Publicado 23/10/2025 20:23

Trump anuncia ataques terrestres após dois recentes atentados a bomba contra supostos narcotraficantes

21 de outubro de 2025, Washington, Distrito de Colúmbia, EUA: O presidente dos Estados Unidos, Donald J. Trump, fala durante uma celebração do Diwali no Salão Oval da Casa Branca em Washington, DC, EUA, na terça-feira, 21 de outubro de 2025. O Kremlin pro
Allison Robbert - Pool via CNP / Zuma Press / Cont

"Vamos matar as pessoas que trazem drogas para o nosso país", diz o presidente dos EUA

MADRID, 24 out. (EUROPA PRESS) -

O presidente dos Estados Unidos, Donald Trump, disse nesta quinta-feira que, após os dois últimos bombardeios contra supostos narcotraficantes no Pacífico com cinco vítimas fatais, "a terra será a próxima", indicando assim uma expansão no terreno, embora sem indicar onde, da campanha com a qual seu governo afirma estar impedindo a entrada de drogas no país.

"A terra será a próxima", garantiu ele em uma reunião com a imprensa e com outros membros de seu governo, como o secretário de Defesa, Pete Hegseth, a quem, segundo a Bloomberg, ele ordenou: "Vá ao Congresso e diga a eles". "O que eles vão fazer, dizer: 'Uau, não queremos interromper o fluxo de drogas'", brincou, referindo-se à possível rejeição da oposição.
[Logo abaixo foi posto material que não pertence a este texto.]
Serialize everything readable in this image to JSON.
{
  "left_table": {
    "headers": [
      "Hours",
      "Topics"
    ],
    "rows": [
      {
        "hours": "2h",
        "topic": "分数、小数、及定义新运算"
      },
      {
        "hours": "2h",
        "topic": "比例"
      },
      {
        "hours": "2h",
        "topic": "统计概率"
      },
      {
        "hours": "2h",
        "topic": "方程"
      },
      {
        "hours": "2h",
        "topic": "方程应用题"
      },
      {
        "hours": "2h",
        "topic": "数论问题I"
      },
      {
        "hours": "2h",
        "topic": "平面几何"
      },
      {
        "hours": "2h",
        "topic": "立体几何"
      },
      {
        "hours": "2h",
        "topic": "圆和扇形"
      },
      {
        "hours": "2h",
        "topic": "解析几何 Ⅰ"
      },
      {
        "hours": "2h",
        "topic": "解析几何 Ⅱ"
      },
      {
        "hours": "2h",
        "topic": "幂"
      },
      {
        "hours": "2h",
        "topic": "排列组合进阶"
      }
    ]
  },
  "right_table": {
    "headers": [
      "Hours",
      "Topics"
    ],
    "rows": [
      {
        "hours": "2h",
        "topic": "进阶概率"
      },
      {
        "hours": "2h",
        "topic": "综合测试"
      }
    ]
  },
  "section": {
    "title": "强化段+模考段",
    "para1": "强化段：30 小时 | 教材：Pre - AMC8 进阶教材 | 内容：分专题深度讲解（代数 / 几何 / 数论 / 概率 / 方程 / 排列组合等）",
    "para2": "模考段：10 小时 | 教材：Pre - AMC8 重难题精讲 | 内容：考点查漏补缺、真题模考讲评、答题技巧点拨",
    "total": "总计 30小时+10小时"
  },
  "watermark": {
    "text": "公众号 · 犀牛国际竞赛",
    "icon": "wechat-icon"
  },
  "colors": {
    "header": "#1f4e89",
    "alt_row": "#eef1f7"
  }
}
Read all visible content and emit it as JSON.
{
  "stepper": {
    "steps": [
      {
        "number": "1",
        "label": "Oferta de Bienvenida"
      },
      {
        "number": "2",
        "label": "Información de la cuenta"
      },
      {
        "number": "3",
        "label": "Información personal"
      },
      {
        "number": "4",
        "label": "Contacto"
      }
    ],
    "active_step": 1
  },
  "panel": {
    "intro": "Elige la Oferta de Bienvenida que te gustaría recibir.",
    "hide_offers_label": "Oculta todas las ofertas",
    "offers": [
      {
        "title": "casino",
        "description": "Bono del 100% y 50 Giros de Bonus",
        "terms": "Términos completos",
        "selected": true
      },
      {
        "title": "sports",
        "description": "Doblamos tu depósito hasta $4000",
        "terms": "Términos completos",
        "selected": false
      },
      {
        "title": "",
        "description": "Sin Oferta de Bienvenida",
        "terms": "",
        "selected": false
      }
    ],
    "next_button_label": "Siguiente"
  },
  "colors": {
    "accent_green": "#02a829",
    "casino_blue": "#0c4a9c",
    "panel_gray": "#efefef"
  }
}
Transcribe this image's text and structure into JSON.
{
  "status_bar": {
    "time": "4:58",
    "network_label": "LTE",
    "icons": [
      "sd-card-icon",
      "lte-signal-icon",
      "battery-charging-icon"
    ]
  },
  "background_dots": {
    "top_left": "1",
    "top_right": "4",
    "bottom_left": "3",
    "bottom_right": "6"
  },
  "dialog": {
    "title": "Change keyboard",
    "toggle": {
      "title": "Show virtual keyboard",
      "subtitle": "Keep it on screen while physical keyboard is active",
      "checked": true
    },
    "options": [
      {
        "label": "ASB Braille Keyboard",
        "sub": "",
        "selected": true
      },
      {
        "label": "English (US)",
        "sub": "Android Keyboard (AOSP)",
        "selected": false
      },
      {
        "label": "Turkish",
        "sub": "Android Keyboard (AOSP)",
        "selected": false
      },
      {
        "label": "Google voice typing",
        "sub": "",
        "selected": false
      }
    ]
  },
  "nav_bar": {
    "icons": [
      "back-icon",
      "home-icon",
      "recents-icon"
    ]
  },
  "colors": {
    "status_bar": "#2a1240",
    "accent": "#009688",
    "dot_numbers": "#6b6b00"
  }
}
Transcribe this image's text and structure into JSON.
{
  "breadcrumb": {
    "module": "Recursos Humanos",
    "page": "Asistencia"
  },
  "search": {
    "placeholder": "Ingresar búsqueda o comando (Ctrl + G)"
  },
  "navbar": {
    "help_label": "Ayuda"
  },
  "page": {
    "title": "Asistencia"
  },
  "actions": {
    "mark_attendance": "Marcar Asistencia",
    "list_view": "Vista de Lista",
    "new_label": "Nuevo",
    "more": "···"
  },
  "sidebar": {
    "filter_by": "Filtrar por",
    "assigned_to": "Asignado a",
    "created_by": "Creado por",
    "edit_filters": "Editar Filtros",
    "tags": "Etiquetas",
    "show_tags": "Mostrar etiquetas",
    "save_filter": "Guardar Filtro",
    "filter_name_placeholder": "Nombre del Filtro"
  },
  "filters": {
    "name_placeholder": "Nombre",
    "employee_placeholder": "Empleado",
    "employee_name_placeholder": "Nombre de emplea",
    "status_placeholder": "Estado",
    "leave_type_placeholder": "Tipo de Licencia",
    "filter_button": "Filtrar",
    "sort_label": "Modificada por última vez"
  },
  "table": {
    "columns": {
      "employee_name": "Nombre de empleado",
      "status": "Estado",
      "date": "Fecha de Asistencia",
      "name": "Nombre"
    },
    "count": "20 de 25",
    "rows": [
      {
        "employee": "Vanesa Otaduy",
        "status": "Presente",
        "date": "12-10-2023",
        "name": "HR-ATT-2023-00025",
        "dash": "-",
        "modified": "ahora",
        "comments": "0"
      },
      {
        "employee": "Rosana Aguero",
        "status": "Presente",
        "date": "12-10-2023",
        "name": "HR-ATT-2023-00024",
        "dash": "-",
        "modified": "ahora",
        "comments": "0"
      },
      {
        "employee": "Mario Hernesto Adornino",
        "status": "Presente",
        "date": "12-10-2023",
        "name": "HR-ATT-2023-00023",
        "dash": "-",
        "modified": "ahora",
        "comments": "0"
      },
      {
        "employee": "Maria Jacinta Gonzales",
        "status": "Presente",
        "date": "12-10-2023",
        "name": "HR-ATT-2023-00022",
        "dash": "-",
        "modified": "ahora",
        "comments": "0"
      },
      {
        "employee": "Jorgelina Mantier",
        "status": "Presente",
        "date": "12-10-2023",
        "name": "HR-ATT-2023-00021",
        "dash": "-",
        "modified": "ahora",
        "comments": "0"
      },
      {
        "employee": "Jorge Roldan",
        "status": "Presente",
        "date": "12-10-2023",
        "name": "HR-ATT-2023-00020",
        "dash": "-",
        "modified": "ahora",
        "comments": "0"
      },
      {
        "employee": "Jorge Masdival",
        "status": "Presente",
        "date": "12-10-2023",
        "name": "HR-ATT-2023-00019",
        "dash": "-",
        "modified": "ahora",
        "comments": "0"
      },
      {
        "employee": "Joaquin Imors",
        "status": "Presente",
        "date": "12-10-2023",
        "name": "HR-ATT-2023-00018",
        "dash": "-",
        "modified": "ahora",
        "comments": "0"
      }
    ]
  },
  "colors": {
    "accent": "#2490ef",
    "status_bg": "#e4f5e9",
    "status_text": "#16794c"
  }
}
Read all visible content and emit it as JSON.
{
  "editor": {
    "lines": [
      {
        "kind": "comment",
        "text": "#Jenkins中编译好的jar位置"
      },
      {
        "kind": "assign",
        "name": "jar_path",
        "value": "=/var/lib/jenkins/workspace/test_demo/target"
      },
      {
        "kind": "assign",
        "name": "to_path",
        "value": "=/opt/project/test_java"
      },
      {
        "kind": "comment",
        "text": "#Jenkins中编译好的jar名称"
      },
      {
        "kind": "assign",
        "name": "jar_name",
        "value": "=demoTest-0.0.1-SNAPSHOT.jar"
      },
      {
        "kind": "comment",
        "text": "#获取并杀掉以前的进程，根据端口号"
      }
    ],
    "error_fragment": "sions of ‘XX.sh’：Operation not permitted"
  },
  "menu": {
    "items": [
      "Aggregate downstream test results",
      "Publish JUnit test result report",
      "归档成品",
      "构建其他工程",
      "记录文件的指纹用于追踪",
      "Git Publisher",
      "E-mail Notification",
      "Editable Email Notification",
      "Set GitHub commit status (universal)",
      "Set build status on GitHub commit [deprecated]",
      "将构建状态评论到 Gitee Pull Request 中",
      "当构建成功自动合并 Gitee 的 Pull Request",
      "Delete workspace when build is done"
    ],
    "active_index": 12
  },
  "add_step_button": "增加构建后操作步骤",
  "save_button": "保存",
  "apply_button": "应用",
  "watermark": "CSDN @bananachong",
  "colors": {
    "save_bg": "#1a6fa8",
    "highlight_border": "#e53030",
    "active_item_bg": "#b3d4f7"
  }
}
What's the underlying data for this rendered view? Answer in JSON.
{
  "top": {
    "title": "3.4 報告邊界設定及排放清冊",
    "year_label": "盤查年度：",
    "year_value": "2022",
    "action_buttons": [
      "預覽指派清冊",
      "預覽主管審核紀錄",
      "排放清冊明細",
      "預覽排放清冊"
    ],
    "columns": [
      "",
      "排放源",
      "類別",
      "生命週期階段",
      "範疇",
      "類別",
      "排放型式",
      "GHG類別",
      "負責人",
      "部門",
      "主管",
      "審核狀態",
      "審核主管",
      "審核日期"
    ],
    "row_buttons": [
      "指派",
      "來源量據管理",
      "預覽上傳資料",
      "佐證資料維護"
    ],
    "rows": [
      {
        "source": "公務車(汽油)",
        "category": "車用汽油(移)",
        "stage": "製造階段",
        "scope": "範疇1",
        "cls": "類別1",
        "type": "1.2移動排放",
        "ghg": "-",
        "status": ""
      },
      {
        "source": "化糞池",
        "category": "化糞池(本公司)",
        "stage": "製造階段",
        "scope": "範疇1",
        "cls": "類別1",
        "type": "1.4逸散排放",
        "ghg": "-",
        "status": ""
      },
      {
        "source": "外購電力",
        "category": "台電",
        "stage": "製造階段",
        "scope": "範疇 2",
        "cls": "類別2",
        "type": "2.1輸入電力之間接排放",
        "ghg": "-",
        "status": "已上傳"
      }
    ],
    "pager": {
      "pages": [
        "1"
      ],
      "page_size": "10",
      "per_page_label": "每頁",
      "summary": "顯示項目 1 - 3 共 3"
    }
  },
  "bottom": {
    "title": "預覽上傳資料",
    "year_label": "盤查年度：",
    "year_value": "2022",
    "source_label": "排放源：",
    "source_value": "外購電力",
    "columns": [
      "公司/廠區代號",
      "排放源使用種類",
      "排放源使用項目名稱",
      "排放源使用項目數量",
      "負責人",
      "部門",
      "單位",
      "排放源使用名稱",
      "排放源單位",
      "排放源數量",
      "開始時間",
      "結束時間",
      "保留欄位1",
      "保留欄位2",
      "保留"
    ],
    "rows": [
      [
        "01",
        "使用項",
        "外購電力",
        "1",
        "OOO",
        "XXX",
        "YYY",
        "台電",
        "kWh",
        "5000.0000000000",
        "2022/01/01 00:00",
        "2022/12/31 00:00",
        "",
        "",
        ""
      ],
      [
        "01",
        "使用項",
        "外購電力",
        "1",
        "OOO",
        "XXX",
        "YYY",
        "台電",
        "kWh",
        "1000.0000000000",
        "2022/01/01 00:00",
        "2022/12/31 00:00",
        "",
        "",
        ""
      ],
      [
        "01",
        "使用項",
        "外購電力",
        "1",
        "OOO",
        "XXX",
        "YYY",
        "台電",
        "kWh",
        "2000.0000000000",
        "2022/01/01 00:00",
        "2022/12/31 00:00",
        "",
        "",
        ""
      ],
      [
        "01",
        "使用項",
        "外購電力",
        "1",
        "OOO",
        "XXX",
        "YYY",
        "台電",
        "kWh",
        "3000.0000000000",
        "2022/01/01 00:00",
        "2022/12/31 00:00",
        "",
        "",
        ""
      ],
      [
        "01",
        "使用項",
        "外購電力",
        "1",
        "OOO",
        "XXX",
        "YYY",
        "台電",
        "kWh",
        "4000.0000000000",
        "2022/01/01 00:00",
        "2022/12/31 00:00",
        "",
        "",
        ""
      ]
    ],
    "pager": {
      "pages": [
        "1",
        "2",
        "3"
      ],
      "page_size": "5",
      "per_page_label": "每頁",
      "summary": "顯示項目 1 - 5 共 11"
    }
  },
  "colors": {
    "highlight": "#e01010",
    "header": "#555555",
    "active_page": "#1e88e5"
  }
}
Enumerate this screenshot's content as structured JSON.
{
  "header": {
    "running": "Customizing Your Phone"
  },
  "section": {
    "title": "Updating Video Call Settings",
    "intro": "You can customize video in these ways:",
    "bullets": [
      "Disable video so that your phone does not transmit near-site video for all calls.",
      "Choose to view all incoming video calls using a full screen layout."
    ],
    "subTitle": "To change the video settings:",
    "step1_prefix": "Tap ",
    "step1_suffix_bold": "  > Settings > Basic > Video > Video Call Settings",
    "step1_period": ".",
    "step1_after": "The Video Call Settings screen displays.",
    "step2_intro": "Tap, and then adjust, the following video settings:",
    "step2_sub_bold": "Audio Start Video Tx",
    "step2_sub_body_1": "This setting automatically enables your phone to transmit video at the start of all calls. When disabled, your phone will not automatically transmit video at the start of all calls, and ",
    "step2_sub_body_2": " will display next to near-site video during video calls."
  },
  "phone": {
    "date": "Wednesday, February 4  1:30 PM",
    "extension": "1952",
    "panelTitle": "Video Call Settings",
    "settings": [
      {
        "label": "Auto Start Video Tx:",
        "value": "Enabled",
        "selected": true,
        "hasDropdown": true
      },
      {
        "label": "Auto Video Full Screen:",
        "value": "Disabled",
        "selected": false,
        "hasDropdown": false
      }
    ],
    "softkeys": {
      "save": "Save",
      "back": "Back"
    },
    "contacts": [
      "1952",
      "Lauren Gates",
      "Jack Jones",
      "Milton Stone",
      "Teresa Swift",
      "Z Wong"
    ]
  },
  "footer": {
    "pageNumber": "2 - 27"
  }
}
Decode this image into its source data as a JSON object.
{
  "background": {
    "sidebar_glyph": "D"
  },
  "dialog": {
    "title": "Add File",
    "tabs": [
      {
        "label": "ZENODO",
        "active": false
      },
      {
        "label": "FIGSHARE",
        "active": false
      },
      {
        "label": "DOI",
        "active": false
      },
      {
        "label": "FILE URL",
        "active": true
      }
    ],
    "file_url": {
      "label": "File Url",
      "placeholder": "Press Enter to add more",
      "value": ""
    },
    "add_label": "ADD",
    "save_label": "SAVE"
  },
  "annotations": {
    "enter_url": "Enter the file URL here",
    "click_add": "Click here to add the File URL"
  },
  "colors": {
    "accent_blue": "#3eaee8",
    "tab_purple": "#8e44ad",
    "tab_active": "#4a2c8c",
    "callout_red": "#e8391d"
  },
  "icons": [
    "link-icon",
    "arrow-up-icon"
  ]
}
Depois de realizar duas incursões em barcos suspeitos de tráfico de drogas no leste do Pacífico na terça e na quarta-feira - matando dois e três de seus tripulantes, respectivamente - o líder da Casa Branca deu a entender que o comércio de drogas viria "um pouco mais por terra", onde os militares dos EUA atacariam "com muita força". Agora, ao anunciar sua intenção de realizar operações militares em terra, embora sem especificar onde, Trump procurou enfatizar que o tráfico por terra será "muito mais perigoso para eles", os supostos traficantes.

"Vamos matar as pessoas que trazem drogas para o nosso país", declarou o presidente em resposta a uma possível declaração de guerra contra os cartéis de drogas.

Desde setembro, os EUA destruíram oito embarcações que supostamente transportavam drogas em águas internacionais, deixando cerca de 30 pessoas mortas. Além disso, os dois últimos ataques parecem marcar uma expansão da campanha militar, já que os bombardeios anteriores tinham como alvo embarcações no Caribe.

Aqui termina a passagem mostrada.